World Pipe Band Championships 2014 - Reflections

The day after the Worlds can often seem a little flat. So much piping and drumming takes place in the Worlds Week - now rebranded as Piping Live - that the cold turkey on Sunday can be hard to stomach.

Funnily enough, in my experience, the two day championships have largely put paid to that feeling. I'm not saying that I'm sick of it all - I just feel like I have had my fill. Walking through Glasgow this morning, the husks of bandsmen clambering onto buses would seem to agree.

It is maybe too early yet for a proper post mortem on the results. Facebook is awash with the usual fan boys shouting loudly that their favourites were harshly dealt with. The more considered analysis is someway off. I did see one post mentioning the family tie in the medley judging. A Field Marshal loyalist quickly replied that they could have been 5th in the drums and still won. Whether that maths is technically correct or not, it fails to appreciate that the issue is less the placing than the gap between any given band and its closest competitors.

Anyone listening to FM this past year would find it hard to place the drummers in second place in any contest. Look lower in the results - at the bands with pipe corps capable of approaching the Parkes gold standard - and where do we find their drummers in the medley? Well out of it. Inveraray 6th? Power 5th? Boghall's pipers have slipped a fraction, so it was safe enough to have them 1st. Shotts are not yet the complete package, so 4th was okay. SLOT in third was probably the biggest risk to FM overall, but that powerful corps would look ridiculous much lower.

Granted, FM played their more comfortable medley in the final, but the high drumming place will raise a few eyebrows. Either that, it the low position of 7 for the drummers in the MSR will do likewise. Indeed, looking across the FM drumming performances for qualifying and final it reads 3,2,7,2. The seven is the outlier.

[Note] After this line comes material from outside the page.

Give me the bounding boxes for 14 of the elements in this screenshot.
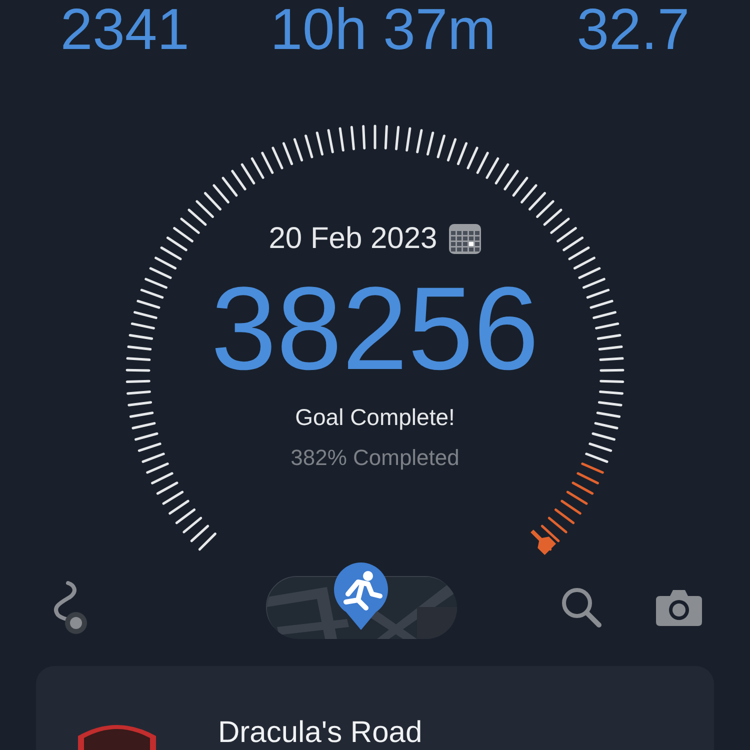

The reason that the medley will draw attention is the family connection. When considering bias, it is well known that the appearance of bias can be corrosive, even if no actual bias exists. Most bandsmen will know that certain judges are felt to favour certain outfits. It is probably inevitable that they will do - prejudices about playing style or tune selection will always out. When a judge at the top level level happens to be the brother of one of the key competitors the eyebrows will start well raised - before a note is played. Whether it had any impact on the results, it shouldn't be allowed to happen again.

Away from the playing, my personal jury remains out on the two day experiment. I wouldn't applaud the Association for partially fixing a problem which they created themselves last year. Akin to the man seeking praise for stopping beating his wife - they shouldn't have done it in the first place. "Better than last year" - that's my damning with faint praise. The solution? Deal with the Grade 2 bands wrongly placed in Grade 1. Split Grade 2. Shorten the finale. Speed up the results. Simple.